Il s’agit ici, face à l’urgence de la situation, d’un appel pressant adressé ainsi, pour la liberté et la dignité du peuple afghan (comme de tout autre peuple opprimé), au monde civilisé en sa globalité, sans distinctions de nationalité ni de croyance, mais, au contraire, en un authentique esprit de fraternité, de réel partage, tout autant que de véritable cosmopolitisme.
Résistance citoyenne !
Il est impératif, d’autre part, que l’Organisation des Nations Unies se saisisse, toutes affaires cessantes, de ce brûlant dossier d’actualité afin de mettre un terme, au plus vite, à cet indescriptible et dramatique chaos, au sein duquel les Afghans, déjà suffisamment éprouvés par vingt ans d’adversité, outre divers conflits, sentent, face à d’ultérieurs et possibles crimes contre l’humanité, leur existence de plus en plus menacée, y compris de mort.
Nous exprimons également ici notre soutien envers toute forme de Résistance citoyenne – sociale, politique, intellectuelle, artistique – du peuple afghan, et des femmes en particulier, face à cette innommable barbarie des Talibans, lesquels, profitant de cette soudaine débâcle de l’ennemi, se sont en outre emparés sans quasiment combattre, « aubaine » inespérée, de son armement, lourd, neuf, onéreux et sophistiqué à la fois. Le gâchis, énorme, est à son comble !

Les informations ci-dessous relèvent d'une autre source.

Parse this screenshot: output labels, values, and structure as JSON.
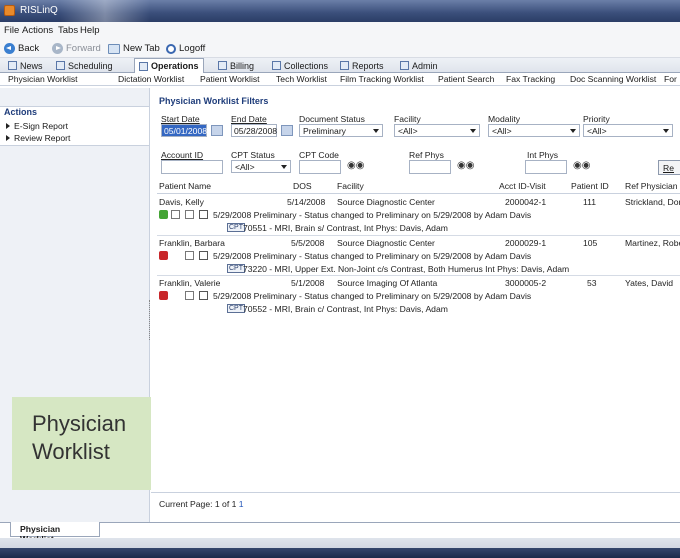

Ne permettons donc pas, à l’aube de cette deuxième décennie du XXIe siècle, une énième tragédie, sinon un nouveau massacre, voire un génocide, à l’encontre, de surcroît, de millions d’innocents : il en va, par-delà même la survie de tout un peuple, de l’honneur de notre civilisation !

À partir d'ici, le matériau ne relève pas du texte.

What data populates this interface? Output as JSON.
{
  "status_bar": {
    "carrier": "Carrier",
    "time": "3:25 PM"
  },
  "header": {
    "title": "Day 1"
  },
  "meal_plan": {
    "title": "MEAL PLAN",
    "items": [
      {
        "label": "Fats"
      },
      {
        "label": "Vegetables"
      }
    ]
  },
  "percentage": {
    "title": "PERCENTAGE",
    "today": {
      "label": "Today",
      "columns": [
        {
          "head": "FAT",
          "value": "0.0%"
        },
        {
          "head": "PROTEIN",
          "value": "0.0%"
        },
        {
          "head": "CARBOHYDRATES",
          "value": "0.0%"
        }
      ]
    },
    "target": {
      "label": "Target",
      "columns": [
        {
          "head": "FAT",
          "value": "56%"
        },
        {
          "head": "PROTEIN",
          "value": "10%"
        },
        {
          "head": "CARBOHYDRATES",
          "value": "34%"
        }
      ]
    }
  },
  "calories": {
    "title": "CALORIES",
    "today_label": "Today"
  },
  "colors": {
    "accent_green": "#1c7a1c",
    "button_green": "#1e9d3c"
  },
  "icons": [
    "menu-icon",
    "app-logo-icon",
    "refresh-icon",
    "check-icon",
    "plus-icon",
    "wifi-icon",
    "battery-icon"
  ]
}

*Signataires : Daniel Salvatore Schiffer, philosophe, écrivain, éditorialiste, professeur de philosophie de l’art ; Abdul-Azim Azad, porte-parole et coordinateur national des réfugiés afghans en Belgique (Bruxelles) ; Stéphane Barsacq, écrivain, éditeur ; Rachid Benzine, islamologue, romancier, chercheur associé au fonds Paul Ricœur ; Erick Bonnier, grand reporter, éditeur, directeur de la collection « Encre d’Orient » ; Jean-Marie Brohm, sociologue, professeur émérite des Universités ; Elham Bussière, psychologue ; Jean-Pierre et Luc Dardenne, réalisateurs, metteurs en scène, producteurs de cinéma, double « palme d’or » au Festival international du cinéma de Cannes ; François Dessy, avocat ; Nadine Dewit, artiste peintre, photographe ; Luc Ferry, philosophe, ancien ministre français de l’Education Nationale ; Antoine Gallimard, président-directeur général des Editions Gallimard et du groupe éditorial Madrigall (Paris) ; Alexandre Jardin, écrivain ; Nadine Lino, présidente de « Live in Color », association humanitaire œuvrant pour l’intégration des réfugiés en Belgique ; Daniel Mesguich, comédien, acteur, écrivain ; Maryam Namazie, porte-parole du Comité International contre la Peine de Mort, « One Law For All » (dont le siège est à Londres), ainsi que de l’Association des Femmes et Ecrivaines Iraniennes ; Fabien Ollier, directeur des éditions QS ? et de la revue Quel Sport ? ; Christiane Rancé, écrivaine ; Robert Redeker, philosophe, écrivain ; Pierre Rizzo, docteur, vice-président de l’association humanitaire « Médecins du Désert » ; Jean-Marie Rouart, écrivain, membre de l’Académie Française ; Isa Sator, artiste peintre ; Eric-Emmanuel Schmitt, écrivain, dramaturge ; Annie Sugier, présidente de la Ligue du Droit International des Femmes (association créée par Simone de Beauvoir) ; Pierre-André Taguieff, philosophe, historien des idées ; Jeanie Toschi Marazzani Visconti, écrivaine, essayiste, journaliste (Milan-Rome) ; Valérie Trierweiler, écrivaine, journaliste ; Alain Vircondelet, écrivain, universitaire ; Jean-Claude Zylberstein, avocat, éditeur.